To the Editor:

Following a discussion by the workgroup for Data Standards in Synthetic Biology, which met in June 2010 during the Second Workshop on Biodesign Automation in Anaheim, California, we wish to highlight a problem relating to the reproducibility of the synthetic biology literature. In particular, we have noted the very small number of articles reporting synthetic gene networks that disclose the complete sequence of all the constructs they describe.

To our knowledge, there are only a few examples where full sequences have been released. In 2005, a patent application1 disclosed the sequences of the toggle switches published four years earlier in a paper by Gardner et al.2. The same year, Basu et al.3 deposited their construct sequences for programmed pattern formation into GenBank3. Examples of synthetic DNA sequences derived from standardized parts that have been made available in GenBank include the refactored genome of the bacteriophage phage T7 (ref. 4) and a BioBrick-based plasmid5. More recently, the full genome sequence of synthetic Mycoplasma mycoides JCVI-syn1.0 clone sMmYCp235-1 also has been made available in GenBank (accession no. CP002027)6.

In contrast, most publications provide a variety of methods, information and/or partial sequences to explain the constructs used in a paper; for the research community, piecing together the full sequences of constructs is thus laborious, error-prone and sometimes impossible. A paper from your journal provides a recent example; although Kemmer et al.7 provided admirably detailed Supplementary Information on the construction methods for their plasmids, they failed to provide access to the final sequences. Indeed, the gaps between key components are almost never reported, presumably because they are not considered crucial to the report. Yet, synthetic biology relies on the premise that synthetic DNA can be engineered with base-level precision.

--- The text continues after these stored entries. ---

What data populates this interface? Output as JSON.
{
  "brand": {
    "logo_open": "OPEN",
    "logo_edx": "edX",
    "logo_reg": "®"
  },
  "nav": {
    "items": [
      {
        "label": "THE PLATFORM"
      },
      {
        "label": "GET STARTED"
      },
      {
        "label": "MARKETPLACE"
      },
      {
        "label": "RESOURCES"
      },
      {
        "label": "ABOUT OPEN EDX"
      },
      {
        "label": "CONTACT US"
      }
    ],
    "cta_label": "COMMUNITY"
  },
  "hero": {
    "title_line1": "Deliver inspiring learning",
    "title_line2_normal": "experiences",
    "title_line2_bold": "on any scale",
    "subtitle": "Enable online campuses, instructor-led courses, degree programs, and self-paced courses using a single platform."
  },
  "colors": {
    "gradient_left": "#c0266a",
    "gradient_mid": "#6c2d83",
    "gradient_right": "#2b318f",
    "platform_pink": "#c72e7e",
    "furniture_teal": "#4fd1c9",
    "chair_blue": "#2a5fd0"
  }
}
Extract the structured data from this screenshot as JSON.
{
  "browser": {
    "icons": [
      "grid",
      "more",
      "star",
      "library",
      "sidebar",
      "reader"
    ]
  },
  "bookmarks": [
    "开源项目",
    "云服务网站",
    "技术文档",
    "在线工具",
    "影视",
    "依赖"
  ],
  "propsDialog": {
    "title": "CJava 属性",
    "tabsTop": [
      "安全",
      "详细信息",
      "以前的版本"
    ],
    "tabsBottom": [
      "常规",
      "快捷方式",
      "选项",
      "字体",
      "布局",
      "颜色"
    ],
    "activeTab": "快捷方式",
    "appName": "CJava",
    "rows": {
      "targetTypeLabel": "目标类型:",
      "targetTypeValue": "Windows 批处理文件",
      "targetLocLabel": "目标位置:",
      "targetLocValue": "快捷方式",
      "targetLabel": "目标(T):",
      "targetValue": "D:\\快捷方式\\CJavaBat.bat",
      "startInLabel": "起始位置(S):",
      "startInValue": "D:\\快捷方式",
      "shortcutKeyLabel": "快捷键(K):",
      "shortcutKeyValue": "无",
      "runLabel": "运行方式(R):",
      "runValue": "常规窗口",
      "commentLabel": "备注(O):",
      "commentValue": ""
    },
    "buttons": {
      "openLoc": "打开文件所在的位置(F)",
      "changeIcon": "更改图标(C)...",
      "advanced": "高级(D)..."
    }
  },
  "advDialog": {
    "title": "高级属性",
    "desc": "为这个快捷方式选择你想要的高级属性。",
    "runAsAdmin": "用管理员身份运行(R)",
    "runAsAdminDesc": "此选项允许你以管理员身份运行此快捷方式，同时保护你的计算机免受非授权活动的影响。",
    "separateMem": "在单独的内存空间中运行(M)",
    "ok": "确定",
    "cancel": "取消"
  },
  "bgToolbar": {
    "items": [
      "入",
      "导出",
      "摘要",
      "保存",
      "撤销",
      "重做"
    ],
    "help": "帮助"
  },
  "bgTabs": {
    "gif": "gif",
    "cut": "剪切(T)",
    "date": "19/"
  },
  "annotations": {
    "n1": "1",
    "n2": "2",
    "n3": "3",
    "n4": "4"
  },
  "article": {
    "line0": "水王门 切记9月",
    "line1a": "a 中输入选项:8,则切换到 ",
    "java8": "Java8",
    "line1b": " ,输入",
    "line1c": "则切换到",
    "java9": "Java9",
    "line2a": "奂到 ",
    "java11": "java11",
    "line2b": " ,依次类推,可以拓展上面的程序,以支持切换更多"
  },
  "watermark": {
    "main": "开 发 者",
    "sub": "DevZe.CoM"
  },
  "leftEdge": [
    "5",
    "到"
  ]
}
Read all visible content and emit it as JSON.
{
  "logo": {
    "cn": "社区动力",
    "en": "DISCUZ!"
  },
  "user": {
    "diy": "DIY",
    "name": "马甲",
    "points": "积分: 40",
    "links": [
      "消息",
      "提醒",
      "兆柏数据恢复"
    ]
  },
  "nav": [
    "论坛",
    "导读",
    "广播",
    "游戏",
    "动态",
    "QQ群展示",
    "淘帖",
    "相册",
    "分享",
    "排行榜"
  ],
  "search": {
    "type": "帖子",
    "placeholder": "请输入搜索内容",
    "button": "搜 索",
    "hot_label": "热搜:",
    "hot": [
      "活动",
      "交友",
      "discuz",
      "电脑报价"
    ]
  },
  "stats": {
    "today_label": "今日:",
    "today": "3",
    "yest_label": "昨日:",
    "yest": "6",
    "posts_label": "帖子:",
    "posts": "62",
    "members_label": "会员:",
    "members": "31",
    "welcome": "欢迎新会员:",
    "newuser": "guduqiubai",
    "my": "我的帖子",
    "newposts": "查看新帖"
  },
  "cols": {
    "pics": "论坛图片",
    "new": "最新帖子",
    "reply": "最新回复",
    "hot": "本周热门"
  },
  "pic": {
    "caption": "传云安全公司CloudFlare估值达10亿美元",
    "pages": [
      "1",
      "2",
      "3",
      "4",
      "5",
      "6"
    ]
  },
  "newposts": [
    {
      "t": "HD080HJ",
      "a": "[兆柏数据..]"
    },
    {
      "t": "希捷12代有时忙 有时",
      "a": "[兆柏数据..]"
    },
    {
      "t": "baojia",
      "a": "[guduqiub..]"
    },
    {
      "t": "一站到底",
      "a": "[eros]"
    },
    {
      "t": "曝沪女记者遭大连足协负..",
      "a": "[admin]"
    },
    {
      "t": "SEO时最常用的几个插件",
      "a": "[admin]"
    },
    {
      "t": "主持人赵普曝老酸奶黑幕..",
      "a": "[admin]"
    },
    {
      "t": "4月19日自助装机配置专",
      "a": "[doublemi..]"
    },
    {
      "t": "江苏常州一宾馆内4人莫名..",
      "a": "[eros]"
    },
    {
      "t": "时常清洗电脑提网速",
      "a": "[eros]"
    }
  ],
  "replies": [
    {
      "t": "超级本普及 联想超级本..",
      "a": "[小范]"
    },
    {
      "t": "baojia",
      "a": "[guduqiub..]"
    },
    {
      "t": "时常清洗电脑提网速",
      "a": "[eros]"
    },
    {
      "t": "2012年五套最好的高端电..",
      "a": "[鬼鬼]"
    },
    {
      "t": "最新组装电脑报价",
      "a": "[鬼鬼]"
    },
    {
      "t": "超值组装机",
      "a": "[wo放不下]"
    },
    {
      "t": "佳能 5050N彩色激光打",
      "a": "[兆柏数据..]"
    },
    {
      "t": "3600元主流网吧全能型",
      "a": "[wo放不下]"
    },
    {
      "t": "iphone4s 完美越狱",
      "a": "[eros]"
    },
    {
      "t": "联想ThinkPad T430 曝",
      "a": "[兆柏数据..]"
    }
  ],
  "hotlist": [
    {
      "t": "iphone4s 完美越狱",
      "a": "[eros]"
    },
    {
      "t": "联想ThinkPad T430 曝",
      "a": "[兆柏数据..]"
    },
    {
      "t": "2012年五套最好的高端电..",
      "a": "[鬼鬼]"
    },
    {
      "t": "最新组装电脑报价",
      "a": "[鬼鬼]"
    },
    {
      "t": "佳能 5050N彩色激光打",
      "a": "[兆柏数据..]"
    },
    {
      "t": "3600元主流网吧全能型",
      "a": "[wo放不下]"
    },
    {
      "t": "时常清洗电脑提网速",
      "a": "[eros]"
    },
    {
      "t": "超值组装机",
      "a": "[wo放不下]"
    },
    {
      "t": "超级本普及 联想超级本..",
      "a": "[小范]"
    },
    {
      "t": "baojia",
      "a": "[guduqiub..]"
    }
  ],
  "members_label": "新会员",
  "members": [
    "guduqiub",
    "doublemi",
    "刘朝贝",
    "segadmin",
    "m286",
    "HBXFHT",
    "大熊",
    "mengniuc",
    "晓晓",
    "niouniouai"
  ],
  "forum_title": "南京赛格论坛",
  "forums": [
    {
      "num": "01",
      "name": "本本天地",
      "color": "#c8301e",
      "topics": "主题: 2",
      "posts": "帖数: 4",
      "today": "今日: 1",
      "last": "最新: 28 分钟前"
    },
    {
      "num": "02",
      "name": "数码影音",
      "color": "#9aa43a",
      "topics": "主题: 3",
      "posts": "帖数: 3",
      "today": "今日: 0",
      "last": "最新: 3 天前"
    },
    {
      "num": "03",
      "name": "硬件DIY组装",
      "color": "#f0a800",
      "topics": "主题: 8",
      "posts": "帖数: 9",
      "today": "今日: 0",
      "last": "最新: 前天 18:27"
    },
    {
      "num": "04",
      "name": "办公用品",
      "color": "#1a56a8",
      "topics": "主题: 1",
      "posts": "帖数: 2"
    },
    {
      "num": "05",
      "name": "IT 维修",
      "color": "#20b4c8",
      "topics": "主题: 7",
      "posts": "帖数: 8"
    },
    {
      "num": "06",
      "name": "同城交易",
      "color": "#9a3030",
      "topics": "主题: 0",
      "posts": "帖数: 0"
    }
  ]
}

Missing sequence information in papers hurts reproducibility, limits reuse of past work and incorrectly assumes that we know fully which sequence segments are important. For example, many synthetic biologists are currently realizing that translation initiation rates are dependent on more than the Shine-Dalgarno sequence8. Sequences upstream of the start codon are crucial for translation rates, yet are underreported. Similarly, it has been demonstrated that intron length can affect the dynamics of genetic oscillators9. Many more such examples are likely to emerge.

Because full sequence disclosure is critical, we wonder why the common requirement by many journals to provide GenBank entries for genomes and natural sequences has not been enforced for synthetic DNA and engineered genetic constructs. In an environment where word count is a constant battle, replacing plasmid construction method sections with references to annotated GenBank entries would be a welcome change. We therefore feel that including a completely annotated sequence of the construct would greatly contribute to the development of our discipline. We hope that in the future you will encourage the authors you publish to submit this information to GenBank or other appropriate databases. In the long term, we hope to establish a minimal information guideline around the Minimal Information about a Biomedical or Biological Investigation (MIBBI; project and welcome contributions from the greater community.